Tetapi Kamil menilai, tsunami Covid-19 di India tak lepas dari faktor manusia sendiri. "Namun, sebagian besar itu adalah perilaku manusia yang mendorong gelombang kedua," kata Dr Kamil.

Para peneliti sepakat, cara untuk menghindari infeksi varian baru sama dengan saat menghadapi Covid-19 sebelumnya, yakni tetap selalu mencuci tangan, menjaga jarak, kenakan penutup wajah (masker), dan waspadai pada ventilasi udara yang buruk.

Sanggupkah Vaksin Melawan Varian Baru?

Vaksin yang ada saat ini dirancang untuk melawan Covid-19 sebelum virus corona bermutasi, walau para ilmuwan masih percaya bahwa vaksin tersebut masih berfungsi. Hanya saja potensinya jadi kurang baik. Hasil laboratorium awal dan data kehidupan nyata menunjukkan vaksin Pfizer dapat melindungi dari varian baru, meskipun sedikit kurang efektif.

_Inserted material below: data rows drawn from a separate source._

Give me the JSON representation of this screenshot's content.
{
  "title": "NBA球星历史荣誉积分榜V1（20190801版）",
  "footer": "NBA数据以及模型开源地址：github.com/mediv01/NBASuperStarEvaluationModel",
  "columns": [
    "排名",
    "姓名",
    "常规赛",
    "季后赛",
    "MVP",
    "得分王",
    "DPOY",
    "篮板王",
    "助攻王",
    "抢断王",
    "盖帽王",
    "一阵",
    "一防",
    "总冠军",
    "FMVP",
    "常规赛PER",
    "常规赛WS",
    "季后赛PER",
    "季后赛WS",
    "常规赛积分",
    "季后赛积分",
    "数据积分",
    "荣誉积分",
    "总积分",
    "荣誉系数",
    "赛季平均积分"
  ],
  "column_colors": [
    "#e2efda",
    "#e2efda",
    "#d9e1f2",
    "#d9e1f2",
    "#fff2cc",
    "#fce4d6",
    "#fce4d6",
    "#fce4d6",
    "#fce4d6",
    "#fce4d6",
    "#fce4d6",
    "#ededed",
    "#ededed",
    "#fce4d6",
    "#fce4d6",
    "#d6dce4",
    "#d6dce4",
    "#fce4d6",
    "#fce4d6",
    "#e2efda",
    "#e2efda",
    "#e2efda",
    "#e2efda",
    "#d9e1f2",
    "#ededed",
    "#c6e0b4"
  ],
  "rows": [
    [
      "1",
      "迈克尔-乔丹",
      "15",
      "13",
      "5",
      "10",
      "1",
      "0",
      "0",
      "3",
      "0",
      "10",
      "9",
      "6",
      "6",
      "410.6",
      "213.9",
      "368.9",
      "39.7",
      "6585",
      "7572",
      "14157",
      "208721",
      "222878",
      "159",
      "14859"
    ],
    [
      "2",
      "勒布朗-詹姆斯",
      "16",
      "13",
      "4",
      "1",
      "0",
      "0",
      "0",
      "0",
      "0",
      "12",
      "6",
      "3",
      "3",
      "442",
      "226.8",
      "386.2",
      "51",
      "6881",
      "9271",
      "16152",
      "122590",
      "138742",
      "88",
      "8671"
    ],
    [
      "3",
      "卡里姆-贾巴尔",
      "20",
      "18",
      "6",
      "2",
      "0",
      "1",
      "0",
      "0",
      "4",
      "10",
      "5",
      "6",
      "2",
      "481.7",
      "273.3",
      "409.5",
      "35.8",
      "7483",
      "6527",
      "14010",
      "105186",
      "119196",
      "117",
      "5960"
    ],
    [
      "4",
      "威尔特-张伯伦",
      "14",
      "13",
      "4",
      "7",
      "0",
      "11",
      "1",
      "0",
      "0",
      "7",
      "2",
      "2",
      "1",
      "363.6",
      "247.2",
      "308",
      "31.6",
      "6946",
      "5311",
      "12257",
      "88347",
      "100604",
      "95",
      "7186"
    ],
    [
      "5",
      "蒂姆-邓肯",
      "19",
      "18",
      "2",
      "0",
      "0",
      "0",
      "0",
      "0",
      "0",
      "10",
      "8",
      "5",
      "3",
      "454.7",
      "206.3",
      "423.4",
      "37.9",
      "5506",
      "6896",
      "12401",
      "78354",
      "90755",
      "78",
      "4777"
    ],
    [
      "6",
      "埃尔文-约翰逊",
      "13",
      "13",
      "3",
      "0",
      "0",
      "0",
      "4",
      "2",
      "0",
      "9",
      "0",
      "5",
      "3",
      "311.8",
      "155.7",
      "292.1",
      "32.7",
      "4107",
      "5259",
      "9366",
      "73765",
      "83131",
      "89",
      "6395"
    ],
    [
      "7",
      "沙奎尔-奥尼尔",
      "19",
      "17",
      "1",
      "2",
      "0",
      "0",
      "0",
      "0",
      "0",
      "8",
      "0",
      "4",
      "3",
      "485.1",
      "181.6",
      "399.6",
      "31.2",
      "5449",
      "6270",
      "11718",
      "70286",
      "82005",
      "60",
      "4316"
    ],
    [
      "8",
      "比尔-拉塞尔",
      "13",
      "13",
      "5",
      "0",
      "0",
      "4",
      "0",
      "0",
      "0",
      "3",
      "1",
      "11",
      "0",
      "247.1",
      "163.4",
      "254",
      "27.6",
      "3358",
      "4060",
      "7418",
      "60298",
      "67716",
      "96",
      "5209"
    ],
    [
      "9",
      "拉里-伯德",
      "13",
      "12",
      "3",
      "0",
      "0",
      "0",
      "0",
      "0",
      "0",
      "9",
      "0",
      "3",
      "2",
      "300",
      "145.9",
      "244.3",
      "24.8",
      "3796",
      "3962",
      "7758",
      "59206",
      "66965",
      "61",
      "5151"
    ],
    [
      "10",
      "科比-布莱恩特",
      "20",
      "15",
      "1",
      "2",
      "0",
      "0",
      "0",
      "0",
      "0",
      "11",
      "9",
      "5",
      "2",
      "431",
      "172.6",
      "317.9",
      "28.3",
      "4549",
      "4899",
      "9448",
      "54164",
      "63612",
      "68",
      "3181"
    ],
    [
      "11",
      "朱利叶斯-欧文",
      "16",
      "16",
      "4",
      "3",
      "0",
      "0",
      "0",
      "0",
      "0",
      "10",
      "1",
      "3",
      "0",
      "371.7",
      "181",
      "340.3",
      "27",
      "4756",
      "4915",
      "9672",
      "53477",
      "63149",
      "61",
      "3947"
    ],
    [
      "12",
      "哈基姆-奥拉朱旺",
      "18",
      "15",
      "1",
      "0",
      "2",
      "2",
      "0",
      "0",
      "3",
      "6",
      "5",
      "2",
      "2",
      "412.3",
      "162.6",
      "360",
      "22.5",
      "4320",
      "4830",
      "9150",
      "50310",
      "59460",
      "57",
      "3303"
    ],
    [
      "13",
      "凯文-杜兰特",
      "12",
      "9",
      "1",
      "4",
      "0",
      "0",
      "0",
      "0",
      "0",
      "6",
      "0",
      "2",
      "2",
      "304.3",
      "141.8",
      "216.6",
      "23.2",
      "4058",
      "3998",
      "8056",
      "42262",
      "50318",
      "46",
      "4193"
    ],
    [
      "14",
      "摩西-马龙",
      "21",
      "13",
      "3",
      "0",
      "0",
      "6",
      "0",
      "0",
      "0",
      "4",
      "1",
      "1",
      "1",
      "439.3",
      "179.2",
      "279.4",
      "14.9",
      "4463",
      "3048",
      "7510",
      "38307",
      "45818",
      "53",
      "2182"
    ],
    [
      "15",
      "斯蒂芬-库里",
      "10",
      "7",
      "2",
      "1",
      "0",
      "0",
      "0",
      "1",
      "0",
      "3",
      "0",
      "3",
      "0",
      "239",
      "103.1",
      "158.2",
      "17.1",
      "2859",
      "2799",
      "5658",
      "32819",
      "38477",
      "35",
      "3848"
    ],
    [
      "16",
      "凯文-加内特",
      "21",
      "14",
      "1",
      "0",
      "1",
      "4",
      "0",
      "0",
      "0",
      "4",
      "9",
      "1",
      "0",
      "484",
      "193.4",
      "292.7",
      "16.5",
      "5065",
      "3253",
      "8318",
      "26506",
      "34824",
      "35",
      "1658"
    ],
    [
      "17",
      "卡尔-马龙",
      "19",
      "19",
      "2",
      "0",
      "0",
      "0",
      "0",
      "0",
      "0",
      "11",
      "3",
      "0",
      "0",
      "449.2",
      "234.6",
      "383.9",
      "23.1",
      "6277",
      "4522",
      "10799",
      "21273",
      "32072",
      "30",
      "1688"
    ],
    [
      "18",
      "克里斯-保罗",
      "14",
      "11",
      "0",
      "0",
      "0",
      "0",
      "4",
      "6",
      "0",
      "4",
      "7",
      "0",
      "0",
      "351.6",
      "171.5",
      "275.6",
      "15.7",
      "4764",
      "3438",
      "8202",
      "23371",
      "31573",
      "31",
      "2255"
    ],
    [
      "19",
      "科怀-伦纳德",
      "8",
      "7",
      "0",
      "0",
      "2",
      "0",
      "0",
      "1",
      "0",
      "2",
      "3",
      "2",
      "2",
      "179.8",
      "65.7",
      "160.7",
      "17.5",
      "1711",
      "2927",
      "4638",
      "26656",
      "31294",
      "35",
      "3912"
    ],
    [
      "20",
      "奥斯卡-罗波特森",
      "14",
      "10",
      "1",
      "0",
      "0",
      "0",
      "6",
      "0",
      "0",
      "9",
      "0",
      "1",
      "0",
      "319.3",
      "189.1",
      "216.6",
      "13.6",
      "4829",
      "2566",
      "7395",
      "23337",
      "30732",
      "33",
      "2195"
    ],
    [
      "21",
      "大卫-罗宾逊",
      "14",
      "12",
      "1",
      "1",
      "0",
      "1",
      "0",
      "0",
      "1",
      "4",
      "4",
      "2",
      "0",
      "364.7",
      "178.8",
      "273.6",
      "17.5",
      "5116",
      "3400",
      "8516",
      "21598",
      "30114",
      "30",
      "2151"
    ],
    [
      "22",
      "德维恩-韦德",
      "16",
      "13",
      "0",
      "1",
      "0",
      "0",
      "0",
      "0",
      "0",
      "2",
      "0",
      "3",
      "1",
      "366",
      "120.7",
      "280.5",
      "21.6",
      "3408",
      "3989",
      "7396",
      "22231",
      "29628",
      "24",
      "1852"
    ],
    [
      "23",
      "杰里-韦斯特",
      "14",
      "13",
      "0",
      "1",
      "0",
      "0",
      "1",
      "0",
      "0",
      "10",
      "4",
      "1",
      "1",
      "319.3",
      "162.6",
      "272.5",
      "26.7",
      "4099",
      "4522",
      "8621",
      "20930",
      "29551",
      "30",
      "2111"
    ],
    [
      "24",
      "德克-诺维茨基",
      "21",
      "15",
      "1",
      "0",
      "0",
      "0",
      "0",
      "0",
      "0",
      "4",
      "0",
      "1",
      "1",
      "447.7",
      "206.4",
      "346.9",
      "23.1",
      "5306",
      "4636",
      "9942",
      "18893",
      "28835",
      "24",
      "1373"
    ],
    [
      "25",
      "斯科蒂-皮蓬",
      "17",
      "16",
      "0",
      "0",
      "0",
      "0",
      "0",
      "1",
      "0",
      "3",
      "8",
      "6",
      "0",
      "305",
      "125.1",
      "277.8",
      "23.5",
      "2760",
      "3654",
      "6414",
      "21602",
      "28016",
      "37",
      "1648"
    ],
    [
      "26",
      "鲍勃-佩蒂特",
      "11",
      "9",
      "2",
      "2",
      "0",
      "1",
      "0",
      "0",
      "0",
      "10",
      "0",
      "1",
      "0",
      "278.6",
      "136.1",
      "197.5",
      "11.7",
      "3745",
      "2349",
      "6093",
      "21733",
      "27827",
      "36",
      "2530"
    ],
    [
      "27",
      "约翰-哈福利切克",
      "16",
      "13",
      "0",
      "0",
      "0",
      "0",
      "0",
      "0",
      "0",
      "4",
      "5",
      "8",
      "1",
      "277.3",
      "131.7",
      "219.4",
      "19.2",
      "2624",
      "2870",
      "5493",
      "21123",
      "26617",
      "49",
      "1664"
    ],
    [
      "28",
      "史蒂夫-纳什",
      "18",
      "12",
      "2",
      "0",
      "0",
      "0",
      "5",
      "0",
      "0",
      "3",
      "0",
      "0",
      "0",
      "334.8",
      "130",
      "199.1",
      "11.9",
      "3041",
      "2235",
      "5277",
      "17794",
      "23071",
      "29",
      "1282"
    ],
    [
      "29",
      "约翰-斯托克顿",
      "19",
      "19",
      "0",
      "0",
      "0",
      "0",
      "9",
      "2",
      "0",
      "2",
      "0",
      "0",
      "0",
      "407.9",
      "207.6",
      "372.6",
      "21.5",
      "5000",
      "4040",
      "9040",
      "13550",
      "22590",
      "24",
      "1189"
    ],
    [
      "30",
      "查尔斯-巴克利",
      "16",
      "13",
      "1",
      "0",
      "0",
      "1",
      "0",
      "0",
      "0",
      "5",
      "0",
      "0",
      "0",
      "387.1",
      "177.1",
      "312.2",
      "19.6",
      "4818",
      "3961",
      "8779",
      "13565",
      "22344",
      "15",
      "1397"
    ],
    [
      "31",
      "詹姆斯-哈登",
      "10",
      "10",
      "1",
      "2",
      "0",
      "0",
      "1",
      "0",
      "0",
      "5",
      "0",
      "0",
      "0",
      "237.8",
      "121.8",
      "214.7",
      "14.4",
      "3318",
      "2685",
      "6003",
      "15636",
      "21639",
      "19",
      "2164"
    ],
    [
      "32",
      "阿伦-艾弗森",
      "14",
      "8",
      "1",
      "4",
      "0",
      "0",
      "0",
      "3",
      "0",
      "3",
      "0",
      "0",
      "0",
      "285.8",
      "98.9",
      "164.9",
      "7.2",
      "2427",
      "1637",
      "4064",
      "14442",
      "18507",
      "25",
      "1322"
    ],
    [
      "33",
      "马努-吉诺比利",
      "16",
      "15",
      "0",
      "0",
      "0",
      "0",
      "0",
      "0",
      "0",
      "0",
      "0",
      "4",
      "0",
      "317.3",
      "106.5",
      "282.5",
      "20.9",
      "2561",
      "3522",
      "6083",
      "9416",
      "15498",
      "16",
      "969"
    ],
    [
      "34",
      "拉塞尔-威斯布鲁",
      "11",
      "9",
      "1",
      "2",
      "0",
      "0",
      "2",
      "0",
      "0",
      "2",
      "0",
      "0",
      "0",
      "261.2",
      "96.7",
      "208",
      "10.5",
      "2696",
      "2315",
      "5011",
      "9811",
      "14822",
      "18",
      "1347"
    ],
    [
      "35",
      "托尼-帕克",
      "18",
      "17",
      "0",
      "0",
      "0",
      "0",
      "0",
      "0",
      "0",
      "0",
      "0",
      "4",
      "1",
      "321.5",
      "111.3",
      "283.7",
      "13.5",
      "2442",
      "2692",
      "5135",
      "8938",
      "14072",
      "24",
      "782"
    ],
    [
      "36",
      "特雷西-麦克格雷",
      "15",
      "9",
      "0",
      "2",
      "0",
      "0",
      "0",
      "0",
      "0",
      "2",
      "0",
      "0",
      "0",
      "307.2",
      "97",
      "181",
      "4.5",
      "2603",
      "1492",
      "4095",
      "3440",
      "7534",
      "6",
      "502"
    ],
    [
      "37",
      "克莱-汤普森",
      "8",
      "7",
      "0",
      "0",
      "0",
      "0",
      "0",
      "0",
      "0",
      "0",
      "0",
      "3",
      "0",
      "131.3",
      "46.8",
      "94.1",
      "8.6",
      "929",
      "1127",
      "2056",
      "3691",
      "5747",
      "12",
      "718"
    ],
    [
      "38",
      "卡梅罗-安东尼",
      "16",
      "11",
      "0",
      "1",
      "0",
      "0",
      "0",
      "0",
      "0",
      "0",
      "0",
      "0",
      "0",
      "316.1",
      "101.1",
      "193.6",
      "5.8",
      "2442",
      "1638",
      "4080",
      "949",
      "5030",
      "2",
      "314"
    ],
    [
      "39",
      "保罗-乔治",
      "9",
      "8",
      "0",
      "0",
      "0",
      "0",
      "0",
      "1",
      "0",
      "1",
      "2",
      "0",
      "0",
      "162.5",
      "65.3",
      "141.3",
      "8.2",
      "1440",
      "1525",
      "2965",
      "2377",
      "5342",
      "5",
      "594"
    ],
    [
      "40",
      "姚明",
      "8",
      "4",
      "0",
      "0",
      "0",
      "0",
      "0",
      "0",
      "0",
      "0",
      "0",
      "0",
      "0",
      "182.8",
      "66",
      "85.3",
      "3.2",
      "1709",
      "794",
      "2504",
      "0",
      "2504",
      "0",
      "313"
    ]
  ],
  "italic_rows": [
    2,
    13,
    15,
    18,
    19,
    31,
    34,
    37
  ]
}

Data dari tim vaksin Oxford-AstraZeneca menunjukkan bahwa vaksinnya melindungi dari varian Kent/Inggris, menawarkan sedikit perlindungan terhadap varian Afrika Selatan. Beberapa hasil awal menunjukkan vaksin Moderna efektif melawan varian Afrika Selatan, meskipun respons imun yang dipicu mungkin lebih lemah dan berumur pendek.

Di sisi lain, para ahli yakin vaksin yang ada dapat dirancang ulang untuk mengatasi mutasi. Dalam hal ini, Pemerintah Inggris dilaporkan akan bekerja sama dengan perusahaan biofarmasi CureVac untuk mengembangkan vaksin yang mampu menghadapi varian masa depan. Inggris telah memesan 50 juta dosis di muka.